I don’t know any commercial sources of rock like this, although it’s conceivable the old Hutchinson quarry in El Cerrito, where the recycling center is today, used to yield some from its upper level. I suspect it came from a pit in the Crestmont/Serpentine Prairie area. This big exposure on Old Redwood Road shows the general quality of the rock up there.

Some of the rock in Crestmont is a pretty close match, but in general it’s more fractured and pocked with carbonates.

I suspect, but have no way of proving at present, that this old pit at the back edge of Serpentine Prairie was the source. Our serpentinite/blueschist isn’t useful for crushed stone, and although “a few tons” of poor-quality asbestos was once mined up here, this particular rock has no sign of containing tempting amounts of chrysotile. So that leaves decorative stone as the most likely product.

And that reminds me that I need to visit the meadow up there soon, for the exercise.

Pill Hill

27 April 2020

Pill Hill, an odd outlier of ancient alluvial gravel in North Oakland with a long history, rises almost 50 feet above its flat surroundings. Today it’s thoroughly encrusted with buildings, as seen here looking up Broadway from the YMCA gym building and down Broadway from the Kaiser hospital parking structure.

Beginning in the 1860s it was known as Academy Hill or College Hill for its private schools in gracious settings, which included St. Mary’s College, the Pacific Theological Seminary (now the Pacific School of Religion on Berkeley’s Holy Hill), the California Military Academy, the Pacific Female College, Hopkins Academy (where publisher J.R. Knowland started his first newspaper as a student), and other long-gone institutions.

Although the hill started out as bare grassland, after a few decades of landscaping the location was described in 1885 as “healthful, retired, and beautiful” and was served by horsecar lines on both Telegraph Avenue and Broadway.

Anthony Chabot built the first reservoir of his Contra Costa Water Company here in 1868, near today’s Summit Street and Hawthorne Avenue at the hill’s highest point. It held a million gallons of Temescal Creek water, and Academy Hill institutions may have been early customers supplementing their own wells. See its location on the 1878 Dingee Map:

and here’s the spot today.

The 1949 USGS topographic map shows the hill lovingly outlined in 5-foot contours. Given all the construction and digging done here since then, I think not even a modern lidar survey will ever match the fidelity of this map.

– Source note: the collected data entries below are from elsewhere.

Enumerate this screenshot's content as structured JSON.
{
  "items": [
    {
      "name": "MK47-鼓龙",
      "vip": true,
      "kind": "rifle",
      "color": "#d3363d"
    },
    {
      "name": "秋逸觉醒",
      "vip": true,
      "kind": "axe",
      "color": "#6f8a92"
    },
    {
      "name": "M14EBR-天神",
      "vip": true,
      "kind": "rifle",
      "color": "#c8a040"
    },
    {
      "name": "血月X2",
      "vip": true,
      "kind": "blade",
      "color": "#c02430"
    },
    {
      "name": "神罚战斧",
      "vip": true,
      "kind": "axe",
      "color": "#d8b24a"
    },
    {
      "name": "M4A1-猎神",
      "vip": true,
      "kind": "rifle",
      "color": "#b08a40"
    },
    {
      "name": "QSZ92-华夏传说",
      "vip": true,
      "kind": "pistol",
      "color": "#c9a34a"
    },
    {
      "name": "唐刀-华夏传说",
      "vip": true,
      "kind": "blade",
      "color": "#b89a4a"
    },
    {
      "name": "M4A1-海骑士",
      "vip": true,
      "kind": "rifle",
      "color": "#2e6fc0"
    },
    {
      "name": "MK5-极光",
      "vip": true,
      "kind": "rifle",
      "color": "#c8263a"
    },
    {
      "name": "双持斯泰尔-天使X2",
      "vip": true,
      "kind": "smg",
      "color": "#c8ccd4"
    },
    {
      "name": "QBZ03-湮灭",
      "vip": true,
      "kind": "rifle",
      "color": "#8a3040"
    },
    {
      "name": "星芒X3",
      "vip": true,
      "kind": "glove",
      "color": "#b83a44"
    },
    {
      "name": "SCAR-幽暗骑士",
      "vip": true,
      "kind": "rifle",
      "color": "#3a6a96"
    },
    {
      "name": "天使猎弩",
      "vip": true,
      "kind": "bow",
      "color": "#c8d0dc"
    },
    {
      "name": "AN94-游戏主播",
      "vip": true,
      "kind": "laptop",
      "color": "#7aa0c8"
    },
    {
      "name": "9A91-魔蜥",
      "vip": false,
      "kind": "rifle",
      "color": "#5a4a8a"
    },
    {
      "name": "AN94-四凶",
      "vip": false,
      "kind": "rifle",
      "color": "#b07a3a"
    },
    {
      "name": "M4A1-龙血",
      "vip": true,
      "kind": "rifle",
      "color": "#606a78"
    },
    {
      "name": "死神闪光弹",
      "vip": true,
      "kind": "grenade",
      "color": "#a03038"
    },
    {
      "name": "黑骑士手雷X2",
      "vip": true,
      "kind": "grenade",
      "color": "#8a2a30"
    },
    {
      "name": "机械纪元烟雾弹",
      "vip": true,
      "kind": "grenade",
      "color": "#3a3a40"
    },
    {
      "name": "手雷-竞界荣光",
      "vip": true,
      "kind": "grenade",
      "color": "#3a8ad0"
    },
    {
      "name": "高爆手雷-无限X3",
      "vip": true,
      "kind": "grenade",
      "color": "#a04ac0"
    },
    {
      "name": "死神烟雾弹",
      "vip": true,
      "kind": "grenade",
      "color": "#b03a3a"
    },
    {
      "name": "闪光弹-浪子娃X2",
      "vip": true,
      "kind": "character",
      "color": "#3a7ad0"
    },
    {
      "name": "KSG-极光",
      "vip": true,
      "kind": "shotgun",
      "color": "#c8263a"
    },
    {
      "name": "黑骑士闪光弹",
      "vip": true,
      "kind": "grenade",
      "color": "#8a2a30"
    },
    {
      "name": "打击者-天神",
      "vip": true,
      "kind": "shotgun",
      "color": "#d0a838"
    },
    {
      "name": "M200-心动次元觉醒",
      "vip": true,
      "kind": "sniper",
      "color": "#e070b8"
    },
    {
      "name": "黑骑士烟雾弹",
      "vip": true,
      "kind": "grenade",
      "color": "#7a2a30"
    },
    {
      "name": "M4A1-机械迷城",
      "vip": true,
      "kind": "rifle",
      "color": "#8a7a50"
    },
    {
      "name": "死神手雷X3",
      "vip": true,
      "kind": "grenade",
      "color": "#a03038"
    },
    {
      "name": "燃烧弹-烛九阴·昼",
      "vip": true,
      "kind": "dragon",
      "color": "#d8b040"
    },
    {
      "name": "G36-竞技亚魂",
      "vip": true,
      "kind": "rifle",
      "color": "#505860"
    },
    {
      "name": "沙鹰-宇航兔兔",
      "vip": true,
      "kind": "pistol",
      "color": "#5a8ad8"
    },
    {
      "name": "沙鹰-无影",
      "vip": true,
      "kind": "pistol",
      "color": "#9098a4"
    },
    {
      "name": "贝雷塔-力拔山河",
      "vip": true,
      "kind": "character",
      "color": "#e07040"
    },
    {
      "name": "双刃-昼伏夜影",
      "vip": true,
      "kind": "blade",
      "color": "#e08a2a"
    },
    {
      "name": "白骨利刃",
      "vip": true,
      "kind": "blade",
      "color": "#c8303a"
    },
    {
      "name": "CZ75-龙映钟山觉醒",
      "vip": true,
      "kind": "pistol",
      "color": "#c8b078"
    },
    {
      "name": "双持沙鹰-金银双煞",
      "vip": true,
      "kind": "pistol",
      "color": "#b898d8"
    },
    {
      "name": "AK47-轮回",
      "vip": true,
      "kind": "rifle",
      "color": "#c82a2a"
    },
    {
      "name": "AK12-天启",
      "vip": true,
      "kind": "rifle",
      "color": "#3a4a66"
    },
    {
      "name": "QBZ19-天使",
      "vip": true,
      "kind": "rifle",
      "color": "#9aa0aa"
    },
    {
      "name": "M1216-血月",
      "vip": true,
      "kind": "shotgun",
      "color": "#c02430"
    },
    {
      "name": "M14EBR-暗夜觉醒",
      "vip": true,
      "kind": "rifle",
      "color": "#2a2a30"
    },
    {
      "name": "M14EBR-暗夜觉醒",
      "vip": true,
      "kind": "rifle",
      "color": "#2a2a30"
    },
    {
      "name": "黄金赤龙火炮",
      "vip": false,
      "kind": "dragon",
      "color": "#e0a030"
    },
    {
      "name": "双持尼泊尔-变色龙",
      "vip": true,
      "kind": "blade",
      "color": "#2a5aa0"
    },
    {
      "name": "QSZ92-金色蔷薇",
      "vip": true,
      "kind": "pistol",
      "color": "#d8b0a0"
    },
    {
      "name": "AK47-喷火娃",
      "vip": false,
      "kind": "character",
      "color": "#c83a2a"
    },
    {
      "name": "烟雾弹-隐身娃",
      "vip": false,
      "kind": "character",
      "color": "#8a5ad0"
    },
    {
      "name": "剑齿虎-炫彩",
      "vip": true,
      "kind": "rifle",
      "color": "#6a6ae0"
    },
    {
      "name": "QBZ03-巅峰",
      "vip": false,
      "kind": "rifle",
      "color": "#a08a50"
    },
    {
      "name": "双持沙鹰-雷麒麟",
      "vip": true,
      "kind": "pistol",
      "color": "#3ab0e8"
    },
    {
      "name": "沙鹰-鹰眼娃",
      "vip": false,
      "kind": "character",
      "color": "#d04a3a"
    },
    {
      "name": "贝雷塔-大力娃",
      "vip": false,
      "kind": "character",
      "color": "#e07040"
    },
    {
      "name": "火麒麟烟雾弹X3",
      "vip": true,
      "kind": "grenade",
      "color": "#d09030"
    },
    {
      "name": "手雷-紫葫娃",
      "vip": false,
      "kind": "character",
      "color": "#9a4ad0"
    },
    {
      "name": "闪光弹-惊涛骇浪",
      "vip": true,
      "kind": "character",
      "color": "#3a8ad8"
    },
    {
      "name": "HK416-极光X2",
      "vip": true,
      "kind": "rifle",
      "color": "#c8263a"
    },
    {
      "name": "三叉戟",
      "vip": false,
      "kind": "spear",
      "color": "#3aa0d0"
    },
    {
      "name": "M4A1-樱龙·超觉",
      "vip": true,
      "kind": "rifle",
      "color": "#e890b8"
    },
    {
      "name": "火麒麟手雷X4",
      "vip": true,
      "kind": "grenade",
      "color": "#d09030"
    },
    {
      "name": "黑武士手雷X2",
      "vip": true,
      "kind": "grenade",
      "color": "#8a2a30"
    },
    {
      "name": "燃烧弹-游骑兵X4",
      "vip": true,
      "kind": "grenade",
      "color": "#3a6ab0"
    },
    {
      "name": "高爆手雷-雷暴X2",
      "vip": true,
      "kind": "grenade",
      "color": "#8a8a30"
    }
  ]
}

You can see that all the academies were gone by then (except for Grant Senior High, now the Zapata Street Academy), replaced by hospitals. Hence today’s name of Pill Hill. Probably the availability of large land parcels, the subsequent improvement of the water supply, the great street access, the advantages of a concentrated healthcare district (including the original Samuel Merritt College) and the attractive setting favored this change. When Pill Hill’s three big hospitals combined in 1992 to form Summit Medical Center, it was the hill they shared that inspired the name. The views from the hill, especially from the higher hospital floors, remain excellent.

Pill Hill is part of the widespread body of old Pleistocene-age gravel that I call the Fan, specifically lobe 2. Here it is on the geologic map.

Where this material extends across 27th Street, there’s a low hump in the road that the builders didn’t bother to flatten.

And at its north end, the construction of I-580 wiped out the hill, but a little bit still extends into Mosswood Park. This cut in the low rise at the park’s south edge may expose the gravel, but of course I can’t dig into it.

The rest of the hill’s periphery is an abrupt edge; this view west from Broadway down 30th Street is typical. I showed a few more views of the hill in this post from 2011.

The gravel of the Fan is considerably older and more consolidated than the alluvial plains around it. Exposures are very difficult to find, which is maybe why I’m a bit obsessed. The official description of this map unit (Qpaf, Quaternary (Pleistocene) alluvial fan) includes the tantalizing bit that they “locally contain fresh water mollusks and extinct late Pleistocene vertebrate fossils.” I did present one good (short-lived) exposure here in 2015.